Frog, however, wondered why
he was Frog and Toad was Toad.

Frog knew who he was,
but this strange morning

he feared he was the wrong one.

(“Frog and Toad Confront the Alterity of Otherness”)

Rader has re-invented Arnold Loebel’s characters. The best friends are far more than the voices we’ve rendered reading to our children. They are grown up, truer versions. Remember that Loebel scene when Frog—exasperated by the long wait for Toad’s hibernation to end—simply rips the winter months off the calendar and wakes Toad? Well, a similar lyric spirit, arch and insouciant, is alive and well in Rader’s debut volume. It’s the delightful mix of earnest inquiry and wickedly funny humor that makes this book so much fun to read.

No one spreads your butter like Toad
          His heart is jelly, his tongue is jam.
He’ll nibble the crust right off your bread.

(“Frog and Toad Sing the Birthday Blues: 38”)

Many of the love poems are kindred spirits. One of my favorites is “Waking Next to You on My 39th Birthday or The Other Arm”; and of this feast, I won’t give away so much as a crumb.

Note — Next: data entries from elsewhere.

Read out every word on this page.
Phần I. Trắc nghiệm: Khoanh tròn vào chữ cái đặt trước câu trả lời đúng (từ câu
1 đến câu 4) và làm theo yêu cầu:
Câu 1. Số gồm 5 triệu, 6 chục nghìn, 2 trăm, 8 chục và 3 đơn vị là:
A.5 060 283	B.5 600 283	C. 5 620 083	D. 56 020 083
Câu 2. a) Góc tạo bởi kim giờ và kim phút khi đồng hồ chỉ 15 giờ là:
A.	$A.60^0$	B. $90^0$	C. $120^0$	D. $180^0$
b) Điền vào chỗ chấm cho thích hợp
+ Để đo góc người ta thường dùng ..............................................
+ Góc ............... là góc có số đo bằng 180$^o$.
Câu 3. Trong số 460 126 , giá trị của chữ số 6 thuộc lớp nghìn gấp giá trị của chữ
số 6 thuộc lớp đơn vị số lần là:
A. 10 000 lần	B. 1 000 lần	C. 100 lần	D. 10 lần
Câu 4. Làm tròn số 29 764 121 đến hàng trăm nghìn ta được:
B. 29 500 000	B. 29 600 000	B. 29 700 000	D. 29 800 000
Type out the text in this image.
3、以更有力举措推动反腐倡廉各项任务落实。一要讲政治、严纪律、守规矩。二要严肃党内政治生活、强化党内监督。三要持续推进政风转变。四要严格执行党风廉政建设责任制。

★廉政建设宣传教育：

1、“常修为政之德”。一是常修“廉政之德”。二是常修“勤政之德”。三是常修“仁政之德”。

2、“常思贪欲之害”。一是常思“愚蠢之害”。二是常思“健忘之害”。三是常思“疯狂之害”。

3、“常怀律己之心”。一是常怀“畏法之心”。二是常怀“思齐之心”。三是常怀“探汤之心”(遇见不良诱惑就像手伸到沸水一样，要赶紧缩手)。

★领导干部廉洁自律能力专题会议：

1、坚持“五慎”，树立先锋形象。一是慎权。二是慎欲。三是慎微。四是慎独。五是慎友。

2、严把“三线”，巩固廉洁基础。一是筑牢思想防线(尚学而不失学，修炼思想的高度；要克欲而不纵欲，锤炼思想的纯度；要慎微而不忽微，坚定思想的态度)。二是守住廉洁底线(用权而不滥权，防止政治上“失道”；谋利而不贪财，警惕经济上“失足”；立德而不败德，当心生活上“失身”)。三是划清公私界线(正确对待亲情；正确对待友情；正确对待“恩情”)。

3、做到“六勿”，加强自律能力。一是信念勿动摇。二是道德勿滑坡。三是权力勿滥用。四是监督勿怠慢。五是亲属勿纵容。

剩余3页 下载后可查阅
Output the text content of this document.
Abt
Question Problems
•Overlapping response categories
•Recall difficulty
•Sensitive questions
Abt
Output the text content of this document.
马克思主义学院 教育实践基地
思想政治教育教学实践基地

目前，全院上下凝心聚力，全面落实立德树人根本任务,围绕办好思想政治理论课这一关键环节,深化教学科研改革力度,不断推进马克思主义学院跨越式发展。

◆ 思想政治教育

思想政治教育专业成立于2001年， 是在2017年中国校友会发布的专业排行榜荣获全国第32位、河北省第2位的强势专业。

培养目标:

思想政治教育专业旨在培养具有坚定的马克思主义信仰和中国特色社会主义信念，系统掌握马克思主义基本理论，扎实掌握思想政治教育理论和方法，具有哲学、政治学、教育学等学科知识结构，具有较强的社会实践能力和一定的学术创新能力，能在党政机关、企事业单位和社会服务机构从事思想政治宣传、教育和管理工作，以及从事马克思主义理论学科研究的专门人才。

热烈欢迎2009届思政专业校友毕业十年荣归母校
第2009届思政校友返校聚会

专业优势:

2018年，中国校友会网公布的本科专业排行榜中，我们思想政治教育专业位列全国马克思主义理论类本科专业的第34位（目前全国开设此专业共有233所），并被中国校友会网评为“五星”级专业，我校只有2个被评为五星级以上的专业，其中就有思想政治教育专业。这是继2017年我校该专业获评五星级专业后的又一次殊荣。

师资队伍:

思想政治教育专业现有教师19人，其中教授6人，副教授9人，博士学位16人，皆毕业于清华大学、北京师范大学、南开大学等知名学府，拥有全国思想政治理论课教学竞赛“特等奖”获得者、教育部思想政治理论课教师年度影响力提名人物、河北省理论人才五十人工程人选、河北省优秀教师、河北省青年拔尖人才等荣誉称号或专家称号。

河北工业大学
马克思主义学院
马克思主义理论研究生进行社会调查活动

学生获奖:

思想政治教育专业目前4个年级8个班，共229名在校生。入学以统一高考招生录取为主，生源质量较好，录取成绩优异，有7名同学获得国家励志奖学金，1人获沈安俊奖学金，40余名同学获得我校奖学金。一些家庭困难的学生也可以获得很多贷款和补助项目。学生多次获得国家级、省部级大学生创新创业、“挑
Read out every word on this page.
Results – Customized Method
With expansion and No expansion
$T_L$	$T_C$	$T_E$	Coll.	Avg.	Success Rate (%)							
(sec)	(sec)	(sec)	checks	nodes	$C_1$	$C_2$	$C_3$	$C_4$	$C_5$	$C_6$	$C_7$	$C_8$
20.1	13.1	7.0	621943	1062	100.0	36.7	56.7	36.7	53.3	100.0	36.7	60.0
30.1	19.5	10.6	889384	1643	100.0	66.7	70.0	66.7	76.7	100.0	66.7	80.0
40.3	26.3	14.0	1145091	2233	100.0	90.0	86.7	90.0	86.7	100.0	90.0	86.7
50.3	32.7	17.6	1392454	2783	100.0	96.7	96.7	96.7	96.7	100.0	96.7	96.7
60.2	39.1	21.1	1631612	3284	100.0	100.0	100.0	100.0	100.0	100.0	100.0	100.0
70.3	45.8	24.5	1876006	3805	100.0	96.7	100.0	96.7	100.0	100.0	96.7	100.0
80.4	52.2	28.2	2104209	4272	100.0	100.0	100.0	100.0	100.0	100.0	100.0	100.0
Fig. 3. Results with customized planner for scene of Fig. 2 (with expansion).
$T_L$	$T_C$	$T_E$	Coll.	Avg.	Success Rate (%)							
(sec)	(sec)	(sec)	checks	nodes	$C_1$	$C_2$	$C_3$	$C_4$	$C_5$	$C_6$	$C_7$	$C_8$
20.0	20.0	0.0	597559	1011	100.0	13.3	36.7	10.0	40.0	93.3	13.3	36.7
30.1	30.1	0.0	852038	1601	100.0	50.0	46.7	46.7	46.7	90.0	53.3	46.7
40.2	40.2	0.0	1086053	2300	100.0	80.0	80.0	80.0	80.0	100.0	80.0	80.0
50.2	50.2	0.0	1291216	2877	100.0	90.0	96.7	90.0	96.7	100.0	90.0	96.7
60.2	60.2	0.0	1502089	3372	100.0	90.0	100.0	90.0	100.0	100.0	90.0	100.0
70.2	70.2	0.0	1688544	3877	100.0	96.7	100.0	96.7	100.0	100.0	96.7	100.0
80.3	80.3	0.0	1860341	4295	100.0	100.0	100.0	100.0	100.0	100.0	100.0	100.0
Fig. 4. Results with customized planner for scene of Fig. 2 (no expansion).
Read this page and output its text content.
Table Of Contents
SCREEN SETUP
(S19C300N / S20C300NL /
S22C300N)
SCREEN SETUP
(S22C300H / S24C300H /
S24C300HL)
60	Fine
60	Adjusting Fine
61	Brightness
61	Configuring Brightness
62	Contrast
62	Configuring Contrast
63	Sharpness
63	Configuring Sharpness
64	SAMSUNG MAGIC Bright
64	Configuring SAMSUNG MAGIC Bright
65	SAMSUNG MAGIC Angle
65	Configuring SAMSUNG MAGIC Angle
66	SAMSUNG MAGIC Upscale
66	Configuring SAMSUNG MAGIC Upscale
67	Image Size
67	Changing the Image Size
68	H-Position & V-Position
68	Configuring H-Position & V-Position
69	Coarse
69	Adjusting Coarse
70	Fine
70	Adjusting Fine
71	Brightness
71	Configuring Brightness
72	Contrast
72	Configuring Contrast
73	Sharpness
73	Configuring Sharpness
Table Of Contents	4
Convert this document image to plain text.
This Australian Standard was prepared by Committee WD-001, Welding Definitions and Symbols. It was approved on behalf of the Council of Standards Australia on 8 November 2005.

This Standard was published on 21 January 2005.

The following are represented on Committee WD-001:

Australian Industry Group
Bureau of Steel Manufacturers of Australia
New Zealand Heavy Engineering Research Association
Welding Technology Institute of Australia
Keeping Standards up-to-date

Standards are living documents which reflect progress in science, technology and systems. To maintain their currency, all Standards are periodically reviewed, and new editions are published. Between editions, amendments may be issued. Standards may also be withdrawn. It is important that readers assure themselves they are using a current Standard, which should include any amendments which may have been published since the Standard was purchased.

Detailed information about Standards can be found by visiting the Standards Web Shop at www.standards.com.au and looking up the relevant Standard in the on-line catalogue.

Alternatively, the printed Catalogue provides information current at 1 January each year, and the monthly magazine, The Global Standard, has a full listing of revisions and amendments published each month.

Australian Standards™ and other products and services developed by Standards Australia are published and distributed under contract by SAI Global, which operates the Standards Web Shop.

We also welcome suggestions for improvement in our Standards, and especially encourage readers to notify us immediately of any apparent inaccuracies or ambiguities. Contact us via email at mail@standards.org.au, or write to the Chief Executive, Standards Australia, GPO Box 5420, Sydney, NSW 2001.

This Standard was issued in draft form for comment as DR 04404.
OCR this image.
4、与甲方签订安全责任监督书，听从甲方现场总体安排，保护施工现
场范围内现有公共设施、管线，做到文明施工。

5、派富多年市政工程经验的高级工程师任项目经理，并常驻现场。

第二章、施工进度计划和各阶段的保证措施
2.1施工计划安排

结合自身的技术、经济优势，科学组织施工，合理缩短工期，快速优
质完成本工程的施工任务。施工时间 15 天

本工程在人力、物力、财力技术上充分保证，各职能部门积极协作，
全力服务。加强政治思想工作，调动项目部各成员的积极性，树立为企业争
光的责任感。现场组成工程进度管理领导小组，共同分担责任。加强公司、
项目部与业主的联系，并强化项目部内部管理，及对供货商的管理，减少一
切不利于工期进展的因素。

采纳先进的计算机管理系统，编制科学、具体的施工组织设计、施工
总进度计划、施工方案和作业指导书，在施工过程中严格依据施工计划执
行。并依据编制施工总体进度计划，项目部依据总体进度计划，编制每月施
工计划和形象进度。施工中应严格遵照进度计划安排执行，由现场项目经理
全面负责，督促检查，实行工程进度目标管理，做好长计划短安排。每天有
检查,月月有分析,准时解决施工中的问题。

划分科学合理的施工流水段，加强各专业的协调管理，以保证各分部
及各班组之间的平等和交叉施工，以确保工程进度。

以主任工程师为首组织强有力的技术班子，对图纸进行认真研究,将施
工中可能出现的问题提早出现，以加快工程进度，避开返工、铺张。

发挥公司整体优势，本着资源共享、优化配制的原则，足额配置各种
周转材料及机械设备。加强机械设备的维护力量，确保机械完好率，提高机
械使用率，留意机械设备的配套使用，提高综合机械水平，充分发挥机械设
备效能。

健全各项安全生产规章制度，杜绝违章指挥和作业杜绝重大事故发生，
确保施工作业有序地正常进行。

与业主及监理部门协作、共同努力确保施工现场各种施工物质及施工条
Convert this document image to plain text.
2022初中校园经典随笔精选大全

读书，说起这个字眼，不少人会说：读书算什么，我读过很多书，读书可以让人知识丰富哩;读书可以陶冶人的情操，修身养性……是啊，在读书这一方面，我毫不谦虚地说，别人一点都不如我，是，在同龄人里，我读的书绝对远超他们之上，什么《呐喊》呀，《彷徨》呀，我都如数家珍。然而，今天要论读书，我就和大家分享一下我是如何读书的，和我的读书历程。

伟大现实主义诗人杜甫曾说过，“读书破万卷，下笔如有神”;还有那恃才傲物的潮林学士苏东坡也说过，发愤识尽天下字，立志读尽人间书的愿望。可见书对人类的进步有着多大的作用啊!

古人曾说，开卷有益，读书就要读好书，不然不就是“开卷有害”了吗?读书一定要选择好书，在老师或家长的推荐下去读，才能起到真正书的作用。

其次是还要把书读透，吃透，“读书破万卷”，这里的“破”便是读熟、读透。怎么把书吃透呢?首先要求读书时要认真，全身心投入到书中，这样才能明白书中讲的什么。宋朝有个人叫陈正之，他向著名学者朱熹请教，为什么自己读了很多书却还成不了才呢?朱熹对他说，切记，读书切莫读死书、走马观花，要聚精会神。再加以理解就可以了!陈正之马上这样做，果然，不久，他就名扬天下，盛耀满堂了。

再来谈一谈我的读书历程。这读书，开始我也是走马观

Catherine Staples teaches in the Honors program at Villanova University. Her poems have appeared in Prairie Schooner, Blackbird, The Southern Review, Commonweal, Third Coast, The Michigan Quarterly Review, and others. She is the recipient of the University of Pennsylvania’s William Carlos Williams Award, two APR Distinguished Poets’ Residencies, and The New England Poetry Club’s Boyle/ Farber Award. Betsy Sholl selected her chapbook, Never a Note Forfeit, for Seven Kitchens Press’ 2010 Keystone Prize; it is scheduled for release in May.